У нее почти исчезло желание что-либо делать. В течение месяцев, что прошли со времени кончины Монро, она лишь разобрала его вещи, одежду и бумаги. Даже это оказалось испытанием, так как у нее возникло необъяснимое чувство страха перед комнатой отца и она не в состоянии была зайти туда в течение многих дней после похорон. В течение всего этого времени она часто стояла в дверях и заглядывала внутрь, словно человек, который остановился в нерешительности у обрыва отвесной скалы. В кувшине, стоявшем около умывальника отца, оставалась вода, пока не испарилась сама собой.

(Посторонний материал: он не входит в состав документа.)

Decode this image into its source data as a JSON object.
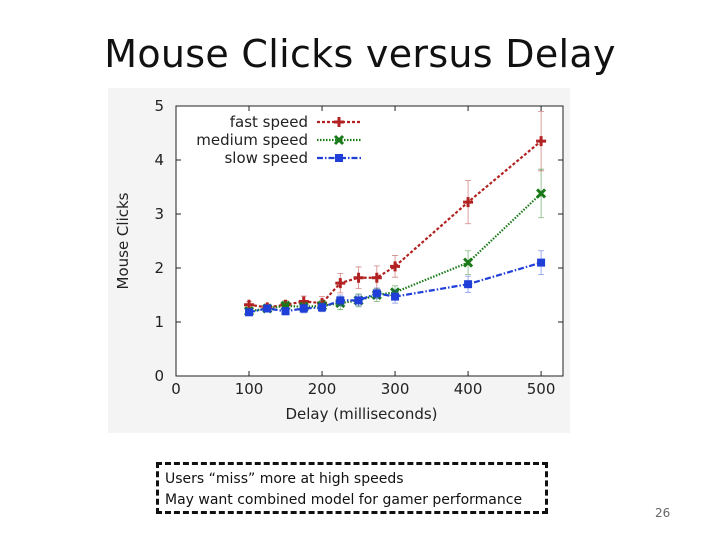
{
  "slide": {
    "title": "Mouse Clicks versus Delay",
    "notes": [
      "Users “miss” more at high speeds",
      "May want combined model for gamer performance"
    ],
    "page_number": "26"
  },
  "chart_data": {
    "type": "line",
    "title": "",
    "xlabel": "Delay (milliseconds)",
    "ylabel": "Mouse Clicks",
    "xlim": [
      0,
      530
    ],
    "ylim": [
      0,
      5
    ],
    "xticks": [
      0,
      100,
      200,
      300,
      400,
      500
    ],
    "yticks": [
      0,
      1,
      2,
      3,
      4,
      5
    ],
    "legend": "top-left",
    "x": [
      100,
      125,
      150,
      175,
      200,
      225,
      250,
      275,
      300,
      400,
      500
    ],
    "series": [
      {
        "name": "fast speed",
        "color": "#b22222",
        "marker": "plus",
        "values": [
          1.32,
          1.27,
          1.32,
          1.38,
          1.35,
          1.72,
          1.82,
          1.82,
          2.03,
          3.22,
          4.35
        ],
        "errors": [
          0.06,
          0.06,
          0.08,
          0.1,
          0.12,
          0.18,
          0.2,
          0.22,
          0.2,
          0.4,
          0.55
        ]
      },
      {
        "name": "medium speed",
        "color": "#1a7a1a",
        "marker": "x",
        "values": [
          1.2,
          1.25,
          1.3,
          1.28,
          1.3,
          1.35,
          1.4,
          1.5,
          1.55,
          2.1,
          3.38
        ],
        "errors": [
          0.06,
          0.06,
          0.08,
          0.08,
          0.1,
          0.12,
          0.12,
          0.12,
          0.12,
          0.22,
          0.45
        ]
      },
      {
        "name": "slow speed",
        "color": "#1f3fd8",
        "marker": "square",
        "values": [
          1.18,
          1.25,
          1.2,
          1.25,
          1.27,
          1.4,
          1.4,
          1.53,
          1.47,
          1.7,
          2.1
        ],
        "errors": [
          0.05,
          0.06,
          0.07,
          0.08,
          0.08,
          0.1,
          0.1,
          0.1,
          0.12,
          0.15,
          0.22
        ]
      }
    ]
  }
}
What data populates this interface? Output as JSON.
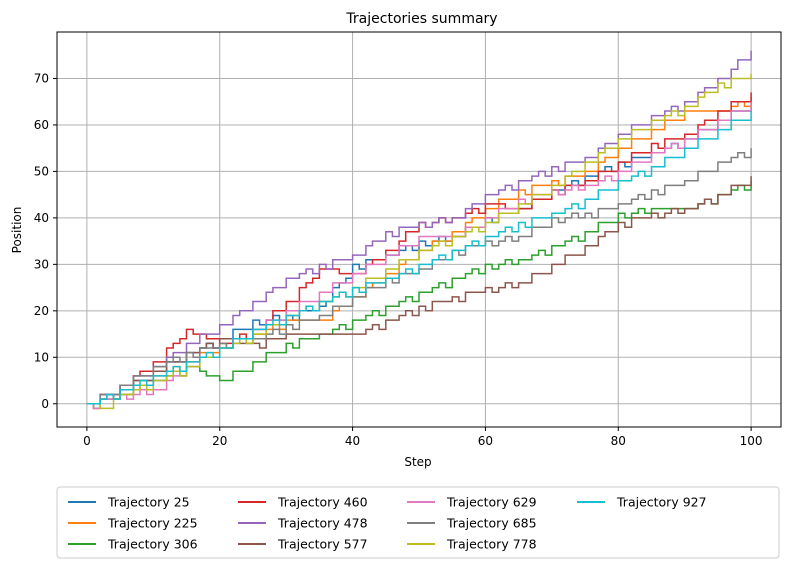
{
  "chart_data": {
    "type": "line",
    "title": "Trajectories summary",
    "xlabel": "Step",
    "ylabel": "Position",
    "xlim": [
      -4.5,
      104.5
    ],
    "ylim": [
      -5,
      80
    ],
    "xticks": [
      0,
      20,
      40,
      60,
      80,
      100
    ],
    "yticks": [
      0,
      10,
      20,
      30,
      40,
      50,
      60,
      70
    ],
    "grid": true,
    "legend": {
      "placement": "bottom-center",
      "columns": 4
    },
    "line_style": "steps-post",
    "series": [
      {
        "name": "Trajectory 25",
        "color": "#1f77b4",
        "points": [
          [
            0,
            0
          ],
          [
            5,
            3
          ],
          [
            10,
            7
          ],
          [
            15,
            11
          ],
          [
            20,
            14
          ],
          [
            25,
            18
          ],
          [
            30,
            19
          ],
          [
            35,
            21
          ],
          [
            40,
            30
          ],
          [
            45,
            32
          ],
          [
            50,
            35
          ],
          [
            55,
            36
          ],
          [
            60,
            40
          ],
          [
            65,
            42
          ],
          [
            70,
            46
          ],
          [
            75,
            49
          ],
          [
            80,
            52
          ],
          [
            85,
            54
          ],
          [
            90,
            57
          ],
          [
            95,
            61
          ],
          [
            100,
            65
          ]
        ]
      },
      {
        "name": "Trajectory 225",
        "color": "#ff7f0e",
        "points": [
          [
            0,
            0
          ],
          [
            5,
            2
          ],
          [
            10,
            6
          ],
          [
            15,
            9
          ],
          [
            20,
            13
          ],
          [
            25,
            15
          ],
          [
            30,
            18
          ],
          [
            35,
            18
          ],
          [
            40,
            23
          ],
          [
            45,
            28
          ],
          [
            50,
            33
          ],
          [
            55,
            37
          ],
          [
            60,
            42
          ],
          [
            65,
            46
          ],
          [
            70,
            48
          ],
          [
            75,
            50
          ],
          [
            80,
            55
          ],
          [
            85,
            59
          ],
          [
            90,
            63
          ],
          [
            95,
            63
          ],
          [
            100,
            66
          ]
        ]
      },
      {
        "name": "Trajectory 306",
        "color": "#2ca02c",
        "points": [
          [
            0,
            0
          ],
          [
            5,
            2
          ],
          [
            10,
            5
          ],
          [
            15,
            8
          ],
          [
            17,
            7
          ],
          [
            20,
            5
          ],
          [
            25,
            9
          ],
          [
            30,
            13
          ],
          [
            35,
            15
          ],
          [
            40,
            18
          ],
          [
            45,
            21
          ],
          [
            50,
            24
          ],
          [
            55,
            27
          ],
          [
            60,
            30
          ],
          [
            65,
            31
          ],
          [
            70,
            34
          ],
          [
            75,
            37
          ],
          [
            80,
            41
          ],
          [
            85,
            42
          ],
          [
            90,
            42
          ],
          [
            95,
            45
          ],
          [
            100,
            48
          ]
        ]
      },
      {
        "name": "Trajectory 460",
        "color": "#d62728",
        "points": [
          [
            0,
            0
          ],
          [
            5,
            4
          ],
          [
            10,
            9
          ],
          [
            15,
            16
          ],
          [
            20,
            13
          ],
          [
            25,
            16
          ],
          [
            30,
            22
          ],
          [
            35,
            29
          ],
          [
            40,
            28
          ],
          [
            45,
            33
          ],
          [
            50,
            39
          ],
          [
            55,
            40
          ],
          [
            60,
            43
          ],
          [
            65,
            42
          ],
          [
            70,
            46
          ],
          [
            75,
            48
          ],
          [
            80,
            52
          ],
          [
            85,
            56
          ],
          [
            90,
            58
          ],
          [
            95,
            63
          ],
          [
            100,
            67
          ]
        ]
      },
      {
        "name": "Trajectory 478",
        "color": "#9467bd",
        "points": [
          [
            0,
            0
          ],
          [
            5,
            4
          ],
          [
            10,
            8
          ],
          [
            15,
            13
          ],
          [
            20,
            17
          ],
          [
            25,
            22
          ],
          [
            30,
            27
          ],
          [
            35,
            30
          ],
          [
            40,
            32
          ],
          [
            45,
            37
          ],
          [
            50,
            39
          ],
          [
            55,
            40
          ],
          [
            60,
            45
          ],
          [
            65,
            48
          ],
          [
            70,
            51
          ],
          [
            75,
            53
          ],
          [
            80,
            58
          ],
          [
            85,
            62
          ],
          [
            90,
            65
          ],
          [
            95,
            70
          ],
          [
            100,
            76
          ]
        ]
      },
      {
        "name": "Trajectory 577",
        "color": "#8c564b",
        "points": [
          [
            0,
            0
          ],
          [
            5,
            3
          ],
          [
            10,
            7
          ],
          [
            15,
            11
          ],
          [
            20,
            14
          ],
          [
            25,
            13
          ],
          [
            30,
            15
          ],
          [
            35,
            15
          ],
          [
            40,
            15
          ],
          [
            45,
            18
          ],
          [
            50,
            21
          ],
          [
            55,
            23
          ],
          [
            60,
            25
          ],
          [
            65,
            26
          ],
          [
            70,
            30
          ],
          [
            75,
            34
          ],
          [
            80,
            39
          ],
          [
            85,
            41
          ],
          [
            90,
            42
          ],
          [
            95,
            45
          ],
          [
            100,
            49
          ]
        ]
      },
      {
        "name": "Trajectory 629",
        "color": "#e377c2",
        "points": [
          [
            0,
            0
          ],
          [
            5,
            2
          ],
          [
            10,
            3
          ],
          [
            15,
            8
          ],
          [
            20,
            12
          ],
          [
            25,
            16
          ],
          [
            30,
            20
          ],
          [
            35,
            24
          ],
          [
            40,
            28
          ],
          [
            45,
            32
          ],
          [
            50,
            36
          ],
          [
            55,
            36
          ],
          [
            60,
            40
          ],
          [
            65,
            44
          ],
          [
            70,
            46
          ],
          [
            75,
            47
          ],
          [
            80,
            50
          ],
          [
            85,
            54
          ],
          [
            90,
            57
          ],
          [
            95,
            61
          ],
          [
            100,
            65
          ]
        ]
      },
      {
        "name": "Trajectory 685",
        "color": "#7f7f7f",
        "points": [
          [
            0,
            0
          ],
          [
            5,
            4
          ],
          [
            10,
            8
          ],
          [
            15,
            11
          ],
          [
            20,
            13
          ],
          [
            25,
            14
          ],
          [
            30,
            17
          ],
          [
            35,
            19
          ],
          [
            40,
            23
          ],
          [
            45,
            27
          ],
          [
            50,
            29
          ],
          [
            55,
            33
          ],
          [
            60,
            35
          ],
          [
            65,
            36
          ],
          [
            70,
            40
          ],
          [
            75,
            41
          ],
          [
            80,
            43
          ],
          [
            85,
            46
          ],
          [
            90,
            48
          ],
          [
            95,
            52
          ],
          [
            100,
            55
          ]
        ]
      },
      {
        "name": "Trajectory 778",
        "color": "#bcbd22",
        "points": [
          [
            0,
            0
          ],
          [
            2,
            -1
          ],
          [
            5,
            2
          ],
          [
            10,
            5
          ],
          [
            15,
            8
          ],
          [
            20,
            12
          ],
          [
            25,
            15
          ],
          [
            30,
            19
          ],
          [
            35,
            22
          ],
          [
            40,
            25
          ],
          [
            45,
            29
          ],
          [
            50,
            33
          ],
          [
            55,
            36
          ],
          [
            60,
            39
          ],
          [
            65,
            43
          ],
          [
            70,
            47
          ],
          [
            75,
            52
          ],
          [
            80,
            57
          ],
          [
            85,
            61
          ],
          [
            90,
            64
          ],
          [
            95,
            69
          ],
          [
            100,
            71
          ]
        ]
      },
      {
        "name": "Trajectory 927",
        "color": "#17becf",
        "points": [
          [
            0,
            0
          ],
          [
            5,
            3
          ],
          [
            10,
            6
          ],
          [
            15,
            9
          ],
          [
            20,
            12
          ],
          [
            25,
            16
          ],
          [
            30,
            19
          ],
          [
            35,
            22
          ],
          [
            40,
            25
          ],
          [
            45,
            27
          ],
          [
            50,
            30
          ],
          [
            55,
            33
          ],
          [
            60,
            36
          ],
          [
            65,
            39
          ],
          [
            70,
            41
          ],
          [
            75,
            44
          ],
          [
            80,
            48
          ],
          [
            85,
            51
          ],
          [
            90,
            55
          ],
          [
            95,
            59
          ],
          [
            100,
            63
          ]
        ]
      }
    ]
  }
}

Когда Ада наконец собралась с духом и вошла, она села на кровать и заплакала, а потом принялась аккуратно складывать белые рубашки, черные сюртуки и панталоны. Потом рассортировала, снабдила пояснительными надписями и сложила в коробку бумаги Монро — его проповеди, ботанические заметки и дневники. Каждое маленькое затруднение все глубже повергало ее в печаль, вереница пустых дней со временем слилась в один, пока Ада не дошла до такого состояния, что естественным ответом на вопрос: «Что ты будешь сегодня делать?» — было: «Ничего».

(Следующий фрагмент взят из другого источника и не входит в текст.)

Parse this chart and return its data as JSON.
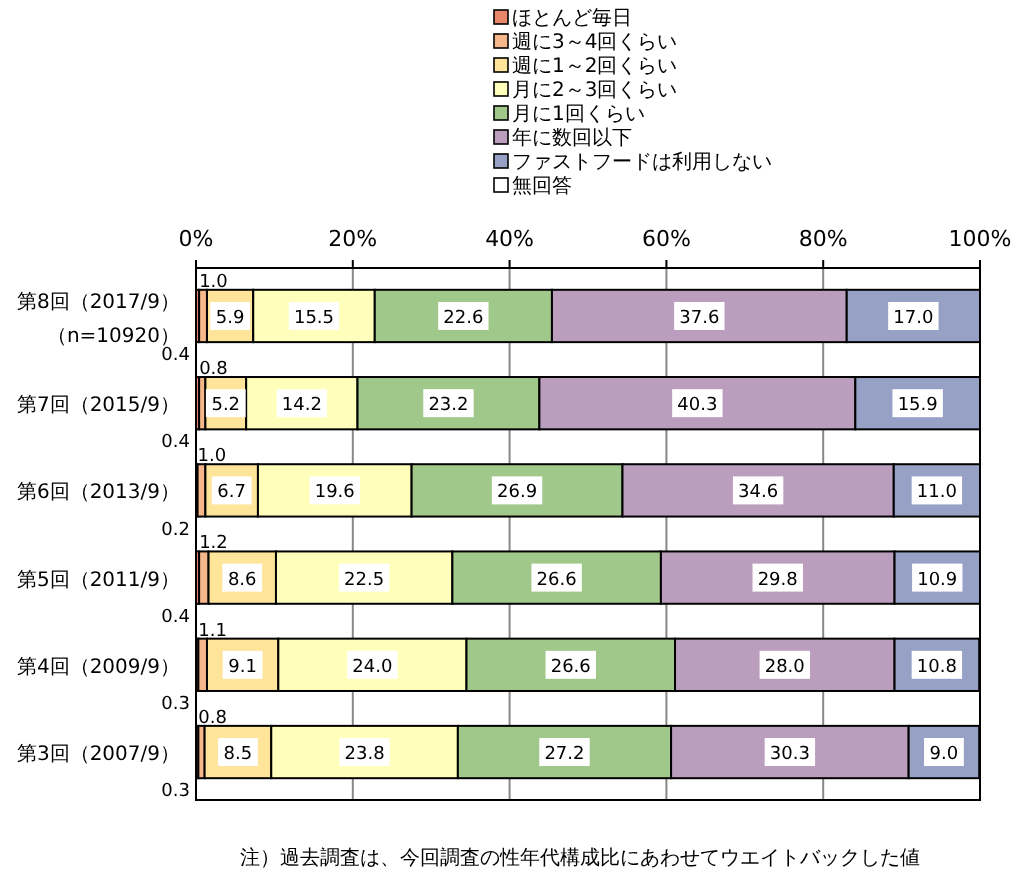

Ада взяла книгу со столика у кровати, отправилась в зал и села в обитое тканью кресло, стоявшее раньше в спальне Монро. Теперь она поставила его у окна так, чтобы на него падал свет. Последние три унылых месяца она провела большей частью сидя в этом кресле с книгой в руках и читала, завернувшись в стеганое одеяло, потому что в доме было холодно даже в июле. Она брала с полки все, что ей попадалось под руку; это были разнообразные книги, в том числе кое-какие новые романы, которые она случайно обнаружила среди научных книг Монро. Пустяки вроде «Меч и мантия» Лоуренса и многое другое в том же духе. Она читала эти книги и через день уже не помнила, о чем там шла речь. Когда же она бралась за более серьезные произведения, жестокая судьба обреченных героинь, которая описывалась в них, еще больше усугубляла ее подавленное состояние. Со временем каждая книга, которую она брала с полки, вызывала страх: все они рассказывали об ошибках, совершаемых несчастными темноволосыми женщинами, которые заканчивали свои дни в изгнании, искупая вину. От «Мельницы на Флоссе» [8]она сразу же перешла к небольшой и тревожной повести Готорна примерно на ту же тему. Монро, по-видимому, не дочитал ее, так как страницы были разрезаны только до третьей главы. Ада предположила, что Монро счел эту книгу излишне жестокой, но ей она показалась хорошим практическим руководством для будущей жизни. Не имеет значения, о чем там шла речь, — все персонажи жили более полной жизнью, чем она.

Поначалу единственное, что ей нравилось в этом уголке, выбранном для чтения, это удобное кресло да хорошее освещение, но через несколько месяцев она пришла к выводу, что вид из окна приносит некоторое облегчение, в отличие от мрачных историй, которые она читала, так как стоило ей оторвать взгляд от страницы, как он устремлялся через поля и поднимался по туманным хребтам к голубой громаде Холодной горы. Когда она оглядывала открывавшуюся перед ней панораму, ей казалось, что ее положение не так уж плохо и не лишено веселых тонов. В течение лета ландшафт по большей части был тусклым и печальным. Сырой воздух, проникающий в окно, был так насыщен запахами гниения и роста, что разглядеть что-либо за густым туманом было так же трудно, как пробиться через мерцающую плотную завесу, глядя в старую оптическую трубу. Воздух был насыщен влагой, и это влияло на восприятие, искажая, увеличивая или уменьшая расстояние и высоту, как плохая оптика, и постепенно начинало казаться, что гора почти невесома. Глядя в окно, Ада изучила все разновидности испарений, какие только можно увидеть: легкая дымка, плотный туман, стелющийся по долине, клочья облаков, висящие как лохмотья на плечах Холодной горы, серый дождь, падающий сплошной стеной целый день, как будто старые веревки свисали с небес.

вернуться

8

Роман Джорджа Элиота (настоящее имя Мэри Энн Эванс), написанный в 1860 году.